Scottish Theatre: Back to Normal? That Train has left the Station. Time to get Real.

 


A lot of people in Scottish Theatre, as in the wider culture, are still behaving as if “getting back to normal” is some sort of option for our industry and our wider society.

There is no such place as “normal” any more, if indeed there ever was. What there was, an eternity and six months ago, was an amalgam of pragmatic, political and self interested arrangements and negotiating points with audiences, tax and lottery payers and local, national and Union governments.

The terms and dimensions of those arrangements and negotiations have been smashed to bits. The funding solutions that are predicated on there being a way back to what no longer exists are  fundamentally flawed and distract us from real possibility with a chimera.

The rules are going to be different. If people of good faith and public purpose, and not merely the usual set of sharp elbowed bastards, want to INFLUENCE those rules, they have no option but to start from the ground up, and from first principles. 

Our task, then, is to measure and analyse the ground, and work on the design for rebuilding…using the materials, human and otherwise, that we already have to build with. Evolution has always worked that way. We need to evolve CONCIOUSLY to fit the new environment. Because whether we want to live there or not, like the Dodo, that is where we are going to find ourselves.

The only way to steer our evolution is to be resolutely future facing and spend the next two years that it is likely going to take to get our audiences “back” to think about building audiences from a wholly new, and let’s be honest, devastated ground zero. If we merely try to restore the inequities and paralysis of the status quo ante virum we are going to lose the public and political support we have now. We have to EARN that support in the here and now by redesigning the offer of the future we are making to the people of this country. 

I believe strongly that the best way to serve the common good and our own place within it is to firstly accept that “the normal” is never coming back, and second, to replace the aspiration to return to it with the "future facing" aspiration to serve our our country and its comminities in the smartest, most passionate ways our collective creativity can surely devise. We need the organising idea of a better future, not a lost past, as an aiming point for the decisions we make to get us through these strange days.  

I believe passionately that if we take the principles that we already hold, the values that we have already espoused as a guide to where we start, and the “future theatre” of Scotland as our aiming point, we can get where the public needs us to go. A lot of the principles are already haunting our conversations. When we speak of “the place” agenda…of the aspiration to make each locality of this small country as good as we can for the most people to live in most of the time…we are tapping into how we might hope to deliver the “well being” model which is already culturally replacing the governing "economic growth" paragdigm of the past forty years.

To get down to what the specifics of what the "future facing paradogm" might look like, back in January, the Culture Strategy laid out five areas to guide thinking on cultural provision, its management, employment and delivery:  

Diversity (social and geographic as well as ethnic and ability focused)  

Infrastructure (in service of the wellness and place agendae, as well as the diverity agenda)

Skills (the educational application of drama skills across health and education, as well as education for the practice of the dramatic arts)

Sustainability (making it possible for career development and talent retention to take place in a small nation, and in the localities of a small nation…as well as create a lasting relationship with an audience)

International – fostering and creating an international presence and market for what we produce here, and, crucially, the WAY we produce it…

All the values we need to Face the Future already exist.
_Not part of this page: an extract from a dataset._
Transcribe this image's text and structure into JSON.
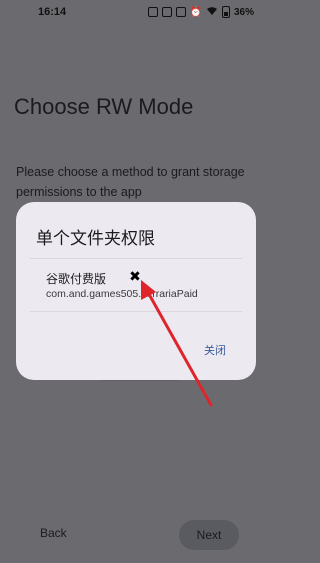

But to deliver coherently and efficiently on these we need a deep change of emphasis towards a new theatre that is built upon those values, and a recognition that we CAN build from the ground up, because ON THE GROUND is where we are. I believe that the only way to survive the current crisis is to focus on being able to turn aspiration into management structure... with a clarity and economy that a largely reactive funding policy at national and local government levels has been less than agile at delivering up till now. 

At a local and national level, we are going need a much more positive sense of direction than the "hands off" principles we inherited from the dear, lost paternalist days of the founding of the Arts Councils in the wake of World War Two - that founding, of course, being ITSELF a response to the crises of the Great Depression and the First and Second wars...We need to do it again. Like Beveridge, we need to plan for after the war. 

For example, we speak ambitiously of a rights based provision of culture. How does that egalitarian vision fit with the current ownership and organisational structures which existed in March, and which it has been the aim of government funding to date, to PRESERVE? This is perhaps the heart of present controversy, and we haven’t got close to even looking at it yet.  

But just as with our wider economy and society, we are not going to get there painlessly.  We need to be prepared, in the name of the principles we have articulated, and of the future, to be just a little ruthless with the vested interests of the very past that we have lost.The clock, as has been pointed out in other political contexts, is ticking.

We need a Commission for the Arts, here in Scotland, with a five year remit to deliver a well being based, locality based, need and entitlement based structure of Arts provision, that envisages, for example, ensembles in Dumfries and Aberdeen and Tobermory. Let’s talk about regular touring and residencies, let’s talk about wellness and place. Let’s talk about a universal income for artists in exchange for serving our local and national communities...(and who might or might not qualify for it...gosh, that’ll be fun!)

It won't BE fun. We are going to have to confront a lot about the way we've done things up till now that simply won't do in the future. We need to compile a coherent, joined up vision of what that future is going to look like if we are to have any hope of getting there in any kind of decent shape.

And let's do it now. Because we are starting from ALMOST nothing. We are ALMOST nowhere. And that might just be a good place to start.